Les plus optimistes diront que c’est normal, car il n’existe qu’une vingtaine de tableaux réellement attribués au maître italien et que la plupart de ces oeuvres officielles appartiennent déjà à des Musées. Pourtant, dans le cas présent, ce tableau a même été contesté par les spécialistes de l’art de la Renaissance.
« Poussés par leur ego, la plupart des investisseurs étaient sur les rangs pour tenter de décrocher cette oeuvre de Leonard de Vinci »
Mais voilà, si ce tableau est parti à un prix aussi stratosphérique, c’est aussi grâce au génie marketing de la maison de ventes aux enchères Christie’s. Cette firme a poussé la promotion de ce tableau au maximum, notamment via une tournée planétaire, un film et une campagne de pub très offensive. Le résultat ne s’est pas fait attendre: poussés par leur ego, la plupart des investisseurs étaient sur les rangs pour tenter de décrocher cette oeuvre contestée.

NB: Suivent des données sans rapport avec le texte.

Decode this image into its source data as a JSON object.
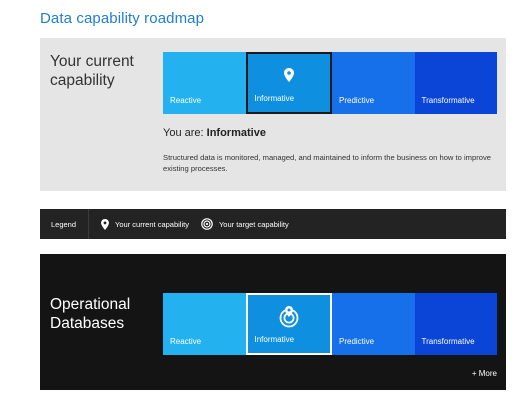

Au fond, le journaliste Jean-Gabriel Fredet, qui a consacré un livre à l’art et en particulier à l’art contemporain, a raison de s’interroger sur ce monde qu’il qualifie de fou, un monde où des financiers et des entrepreneurs riches à milliards paient par exemple 15 millions de dollars pour un cow-boy qui fait de son sperme un lasso – le fameux My Lonesome Cowboy de Takashi Murakami. Et comme il l’écrit en 4e de couverture (1), c’est un monde avec une bulle des prix, une bulle des ego et donc une bulle des gogos.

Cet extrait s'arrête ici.